The most useful tool within VSCode is the integrated terminal. Go to View -> Integrated Terminal if it isn't already open by default. It should open up a command line at the bottom of the window where you can type commands to manage git, build your project, and flash the ZeroPilot board. It is recommended you change the default terminal to bash so that you can easily run .bash scripts. To do this, open the command palette using Ctrl+Shift+P, then type "Select Default Shell".

ST-Link interfaces with the ZeroPilot board to send the machine code from your computer to the MCU's memory. To start, install the drivers from the ST-Link Website and install the ST-Link Utility and the USB Driver (Windows specific).

To verify the installs, plug in the ST-Link programmer and open the ST-Link Utility software. You should be able to connect to the board and view the program memory, assuming it all worked correctly. Make sure you externally power the board when you do this. If this doesn't work, look in the Device Manager and verify the driver has properly installed.

Step 7: Program the board

Finally, the exciting part: putting your software into the hardware!

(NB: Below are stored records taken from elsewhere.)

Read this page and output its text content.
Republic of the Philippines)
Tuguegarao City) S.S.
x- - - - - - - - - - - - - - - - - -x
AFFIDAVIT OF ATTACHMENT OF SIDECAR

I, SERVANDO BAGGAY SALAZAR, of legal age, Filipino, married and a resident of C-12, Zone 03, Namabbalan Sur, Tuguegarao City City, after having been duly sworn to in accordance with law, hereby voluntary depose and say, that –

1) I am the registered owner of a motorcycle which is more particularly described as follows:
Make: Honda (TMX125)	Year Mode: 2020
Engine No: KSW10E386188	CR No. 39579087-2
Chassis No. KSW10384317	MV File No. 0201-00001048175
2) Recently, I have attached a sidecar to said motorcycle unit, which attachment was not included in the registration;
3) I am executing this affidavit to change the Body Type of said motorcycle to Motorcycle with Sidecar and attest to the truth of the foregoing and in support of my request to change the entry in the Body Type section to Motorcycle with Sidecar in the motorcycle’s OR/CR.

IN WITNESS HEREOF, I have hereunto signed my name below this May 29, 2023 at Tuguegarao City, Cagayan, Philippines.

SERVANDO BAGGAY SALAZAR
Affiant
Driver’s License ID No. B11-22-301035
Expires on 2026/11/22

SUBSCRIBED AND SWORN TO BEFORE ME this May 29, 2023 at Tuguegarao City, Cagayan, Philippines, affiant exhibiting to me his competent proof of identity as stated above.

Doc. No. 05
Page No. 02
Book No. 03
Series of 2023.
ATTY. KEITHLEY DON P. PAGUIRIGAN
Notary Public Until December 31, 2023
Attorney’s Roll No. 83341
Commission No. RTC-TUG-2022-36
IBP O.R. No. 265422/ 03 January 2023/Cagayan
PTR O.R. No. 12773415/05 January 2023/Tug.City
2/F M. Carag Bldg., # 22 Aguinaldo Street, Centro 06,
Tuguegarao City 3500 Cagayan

Programming the Autopilot Chip

First, plug in the programmer to your computer and the programming port on the ZeroPilot. Make sure you plug the programmer into the programming port for the Autopilot chip, since there are 2 programming ports on the board. Open a bash terminal (you can use VSCode's integrated terminal) and navigate to ZeroPilot-SW/Autopilot. Then, run the following command: Tools\build.bash -f. This will compile the project and flash it to the board. To get a full list of options, use Tools\build.bash -h. If you get errors about CMake cache, use the -c option to remove the cache and generate a new one.

Programming the Safety Controller Chip

The Safety controller can currently be programmed by navigating to ZeroPilot-SW/Safety and running make install. However, this needs to be updated to work with Ninja and Cmake in the future.

Step 8: Serial Terminal Debugging

A useful feature for the ZeroPilot is to be able to print statements to a terminal so you can debug what is going on inside the chip. To view the serial terminal, you need a serial terminal viewer. Common terminals are Putty, Coolterm, and RealTerm. The arduino IDE also has a built in serial terminal that can be used. For this tutorial, Tera Term will be used as an example.

To start, download Tera Term from their website. Plug in a USB to UART adapter, which should be terminated with a connector to plug into the 3 pin ZeroPilot debug port. Open the program and Select "Serial" (not TCP/IP). Select the port for the debugger. If you are unsure which serial port goes with the debugger, you can view all of your ports in the device manager.

Once you have the port open, you need to set the baudrate to 115200. This determines the speed of data, and is configured in the ZeroPilot software to be that speed. To select the baud rate, go to Setup -> Serial Port and change the baudrate to 115200.

Reset the board using the ST-Link utility, reprogramming the board, or power cycling the board. When it boots up, you should see some print statements show up on the terminal. If the symbols don't make any sense (i.e. not normal ASCII characters), check the baudrate and other settings, and that you have selected the correct serial port. The complete list of parameters is listed below.

  • Baudrate: 115200
  • Data: 8 bit
  • Parity: None
  • Stop: 1 bit
  • Flow Control: None

Now you have all the tools you need to start programming! Our toolchain is contantly evolving, so if you have any suggestions on how to make the toolchain easier or more efficient, let us know!